O raciocínio constitui valioso atributo espiritual de que dispõe
o ser humano para analisar os fatos da vida e tirar dos acontecimentos
as lições que lhe puderem ser úteis.
O raciocínio é como que uma luz projetada sobre os problemas
difíceis da existência, para torná-los claros e compreensíveis.
Além de nortear o espírito no curso da sua evolução, ele representa,
ainda, um poderoso instrumento de defesa contra o convencionalismo
mundano, contra o fanatismo, contra as mistificações
de qualquer natureza, que produzem subordinações indicativas
de formas agudas ou amenas de avassalamento.
Com o poder penetrante de pesquisa que o raciocínio possui, não é
difícil distinguir o racional do absurdo, o lógico do ilógico, o certo do errado, e divisar
o caminho que levará a criatura convictamente à Verdade. "Espírito". Racionalismo Cristão, 44ª ed. 2010.

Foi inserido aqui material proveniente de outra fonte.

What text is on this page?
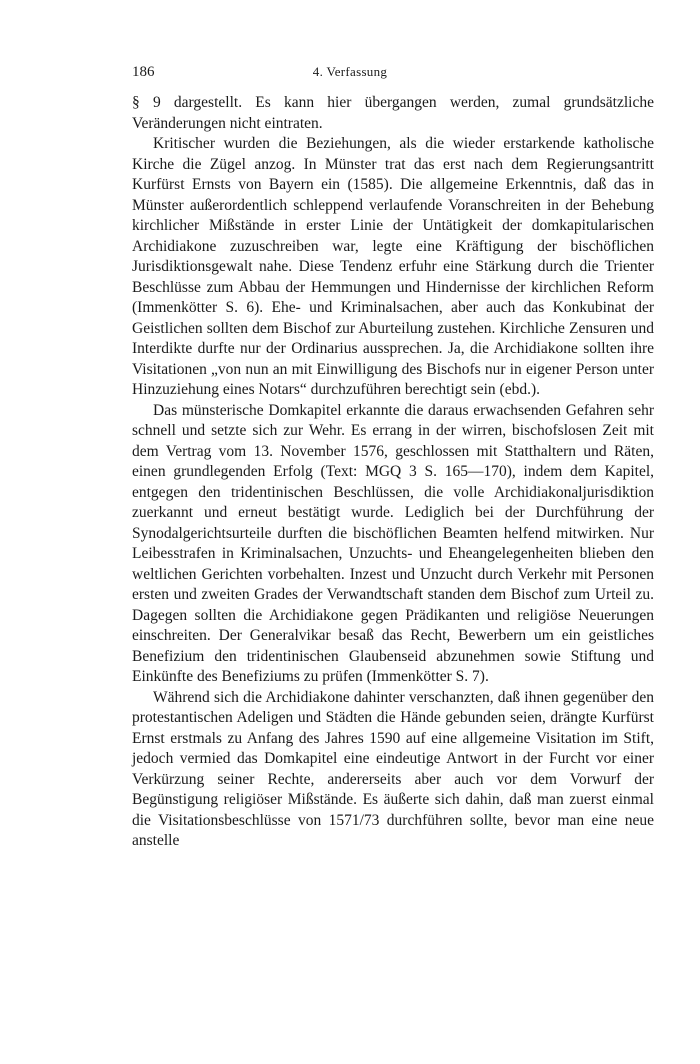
186	4. Verfassung

§ 9 dargestellt. Es kann hier übergangen werden, zumal grundsätzliche Veränderungen nicht eintraten.

Kritischer wurden die Beziehungen, als die wieder erstarkende katholische Kirche die Zügel anzog. In Münster trat das erst nach dem Regierungsantritt Kurfürst Ernsts von Bayern ein (1585). Die allgemeine Erkenntnis, daß das in Münster außerordentlich schleppend verlaufende Voranschreiten in der Behebung kirchlicher Mißstände in erster Linie der Untätigkeit der domkapitularischen Archidiakone zuzuschreiben war, legte eine Kräftigung der bischöflichen Jurisdiktionsgewalt nahe. Diese Tendenz erfuhr eine Stärkung durch die Trienter Beschlüsse zum Abbau der Hemmungen und Hindernisse der kirchlichen Reform (Immenkötter S. 6). Ehe- und Kriminalsachen, aber auch das Konkubinat der Geistlichen sollten dem Bischof zur Aburteilung zustehen. Kirchliche Zensuren und Interdikte durfte nur der Ordinarius aussprechen. Ja, die Archidiakone sollten ihre Visitationen „von nun an mit Einwilligung des Bischofs nur in eigener Person unter Hinzuziehung eines Notars“ durchzuführen berechtigt sein (ebd.).

Das münsterische Domkapitel erkannte die daraus erwachsenden Gefahren sehr schnell und setzte sich zur Wehr. Es errang in der wirren, bischofslosen Zeit mit dem Vertrag vom 13. November 1576, geschlossen mit Statthaltern und Räten, einen grundlegenden Erfolg (Text: MGQ 3 S. 165—170), indem dem Kapitel, entgegen den tridentinischen Beschlüssen, die volle Archidiakonaljurisdiktion zuerkannt und erneut bestätigt wurde. Lediglich bei der Durchführung der Synodalgerichtsurteile durften die bischöflichen Beamten helfend mitwirken. Nur Leibesstrafen in Kriminalsachen, Unzuchts- und Eheangelegenheiten blieben den weltlichen Gerichten vorbehalten. Inzest und Unzucht durch Verkehr mit Personen ersten und zweiten Grades der Verwandtschaft standen dem Bischof zum Urteil zu. Dagegen sollten die Archidiakone gegen Prädikanten und religiöse Neuerungen einschreiten. Der Generalvikar besaß das Recht, Bewerbern um ein geistliches Benefizium den tridentinischen Glaubenseid abzunehmen sowie Stiftung und Einkünfte des Benefiziums zu prüfen (Immenkötter S. 7).

Während sich die Archidiakone dahinter verschanzten, daß ihnen gegenüber den protestantischen Adeligen und Städten die Hände gebunden seien, drängte Kurfürst Ernst erstmals zu Anfang des Jahres 1590 auf eine allgemeine Visitation im Stift, jedoch vermied das Domkapitel eine eindeutige Antwort in der Furcht vor einer Verkürzung seiner Rechte, andererseits aber auch vor dem Vorwurf der Begünstigung religiöser Mißstände. Es äußerte sich dahin, daß man zuerst einmal die Visitationsbeschlüsse von 1571/73 durchführen sollte, bevor man eine neue anstelle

Uma encarnação será a preparação da encarnação subseqüente, sendo
provavelmente dolorosa, dependendo do uso que tenha feito do seu
livre-arbítrio na prática do bem ou do mal, revertendo em seu
benefício as boas ações.
Quais os motivos que o ser humano, na sua individualidade pessoal ou
espiritual sustenta o conceito negativo da existência da
reencarnação?
Pois ao contestar, domina com severidade, persistindo no ato de
desconhecer e negar o ato de reencarnar-se, apesar de persistir na
falta de conhecimento daquilo que realmente existe.

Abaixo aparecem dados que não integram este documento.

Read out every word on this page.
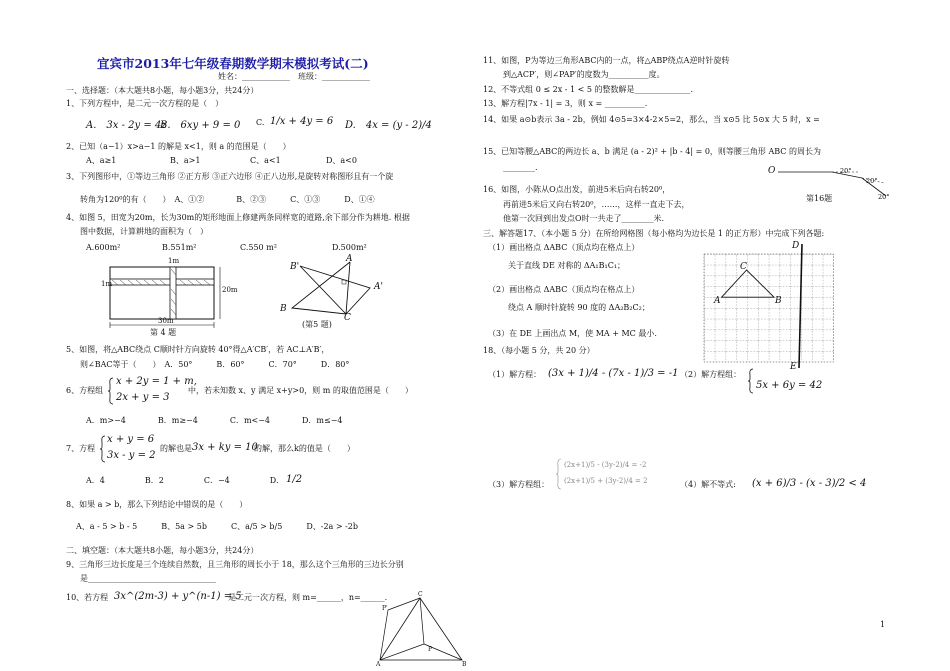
宜宾市2013年七年级春期数学期末模拟考试(二)
姓名：____________　班级：____________
一、选择题：（本大题共8小题，每小题3分，共24分）
1、下列方程中，是二元一次方程的是（　）
A.　3x - 2y = 4z
B.　6xy + 9 = 0 C. 1/x + 4y = 6 D.　4x = (y - 2)/4
2、已知（a−1）x>a−1 的解是 x<1，则 a 的范围是（　　）
A、a≥1	B、a>1	C、a<1	D、a<0
3、下列图形中，①等边三角形 ②正方形 ③正六边形 ④正八边形,是旋转对称图形且有一个旋
转角为120⁰的有（　　）　A、①②　　　　B、②③　　　C、①③　　　D、①④
4、如图 5，田宽为20m，长为30m的矩形地面上修建两条同样宽的道路,余下部分作为耕地. 根据
图中数据，计算耕地的面积为（　）
A.600m²	B.551m²	C.550 m²	D.500m²
1m
1m
20m
30m
第 4 题
B'
A
A'
B
C
(第5 题)
5、如图，将△ABC绕点 C顺时针方向旋转 40°得△A′CB′，若 AC⊥A′B′，
则∠BAC等于（　　）　A．50°　　　B．60°　　　C．70°　　　D．80°
6、方程组
x + 2y = 1 + m,
2x + y = 3
中，若未知数 x、y 满足 x+y>0，则 m 的取值范围是（　　）
A．m>−4　　　　B．m≥−4　　　　C．m<−4　　　　D．m≤−4
7、方程
x + y = 6
3x - y = 2
的解也是 3x + ky = 10
的解，那么k的值是（　　）
A．4　　　　　B．2　　　　　C．−4　　　　　D． 1/2
8、如果 a > b，那么下列结论中错误的是（　　）
A、a - 5 > b - 5　　　B、5a > 5b　　　C、a/5 > b/5　　　D、-2a > -2b
二、填空题：（本大题共8小题，每小题3分，共24分）
9、三角形三边长度是三个连续自然数，且三角形的周长小于 18，那么这个三角形的三边长分别
是________________________________
10、若方程 3x^(2m-3) + y^(n-1) = 5
是二元一次方程，则 m=______，n=______.
P'
C
P
A	B
11、如图，P为等边三角形ABC内的一点，将△ABP绕点A逆时针旋转
到△ACP′，则∠PAP′的度数为__________度。
12、不等式组 0 ≤ 2x - 1 < 5 的整数解是______________.
13、解方程|7x - 1| = 3，则 x = __________.
14、如果 a⊙b表示 3a - 2b，例如 4⊙5=3×4-2×5=2，那么，当 x⊙5 比 5⊙x 大 5 时，x =
15、已知等腰△ABC的两边长 a、b 满足 (a - 2)² + |b - 4| = 0，则等腰三角形 ABC 的周长为
________.
16、如图，小陈从O点出发，前进5米后向右转20⁰，
再前进5米后又向右转20⁰，……，这样一直走下去，
他第一次回到出发点O时一共走了________米.
O	20°
20°
20°
第16题
三、解答题17、（本小题 5 分）在所给网格图（每小格均为边长是 1 的正方形）中完成下列各题:
（1）画出格点 ΔABC（顶点均在格点上）
关于直线 DE 对称的 ΔA₁B₁C₁；
（2）画出格点 ΔABC（顶点均在格点上）
绕点 A 顺时针旋转 90 度的 ΔA₂B₂C₂；
（3）在 DE 上画出点 M，使 MA + MC 最小.
D
C
A	B
E
18、（每小题 5 分，共 20 分）
（1）解方程： (3x + 1)/4 - (7x - 1)/3 = -1 （2）解方程组：
5x + 6y = 42
（3）解方程组：
(2x+1)/5 - (3y-2)/4 = -2
(2x+1)/5 + (3y-2)/4 = 2	（4）解不等式: (x + 6)/3 - (x - 3)/2 < 4
1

Muito ingênua essa contestação, visto que há quem reconheça
a grandeza dos que determinam com franqueza o ato de ensinar,
transmitindo com conhecimentos verdadeiramente adequados, como ocorre
nas casas racionalistas cristãs.
A existência dessas duas teorias interpretativas, reencarnação e
salvação, discorre acerca da representação mental de uma coisa
concreta ou abstrata de certa maneira, a coexistência de dois
princípios contrários, que provocam atritos e que causam uma
impressão desagradável pelas opiniões opostas e invencíveis, que não
se pode conciliar.
Mas, nota-se que na definição de salvação, que tem alguma relação ao
benefício concedido do perdão, está categórico ao sustentáculo, ao
amparo dessas imaginações ou desse modo de pensar.
Da mesma forma, deveriam os conhecedores desses princípios,
revelarem a verdade a respeito dessas fantasias, das remissões de
penas, do ato de salvar-se e tornando-se eterno.
A partir do momento, em que cada um, por capricho da imaginação,
adquirir certeza de que ao praticar o mal prejudica ou fere a si
próprio ou ao seu semelhante, e de que não poderá apelar e sim
terá a obrigação de cumprir, de resgatar sem ser possível o perdão e
que uma encarnação será a preparação da encarnação subseqüente, sendo
provavelmente dolorosa, dependendo do uso que tenha feito do seu
livre-arbítrio na prática do bem ou do mal, revertendo em seu
benefício as boas ações e negativamente, com danos, não podendo
propor-se em contar com amparo ou proteção alguma para tornar-se livre
ou desobrigá-lo das faltas cometidas, devendo de resgatá-las com
procedimentos elevados, tantas forem as necessidades das encarnações,
portanto, formará pensamentos ou idéias de reflexão, meditando, em
lugar de levar a efeito uma conduta com indagação.
A [pessoa] que souber avaliar o peso da responsabilidade
que carrega com seus atos certamente fará todo o
possível para firmar-se nos ensinamentos reais que transmitem o
conhecimento dos fatos espirituais. Racionalismo Cristão. 44ª ed. p. 17. 2010.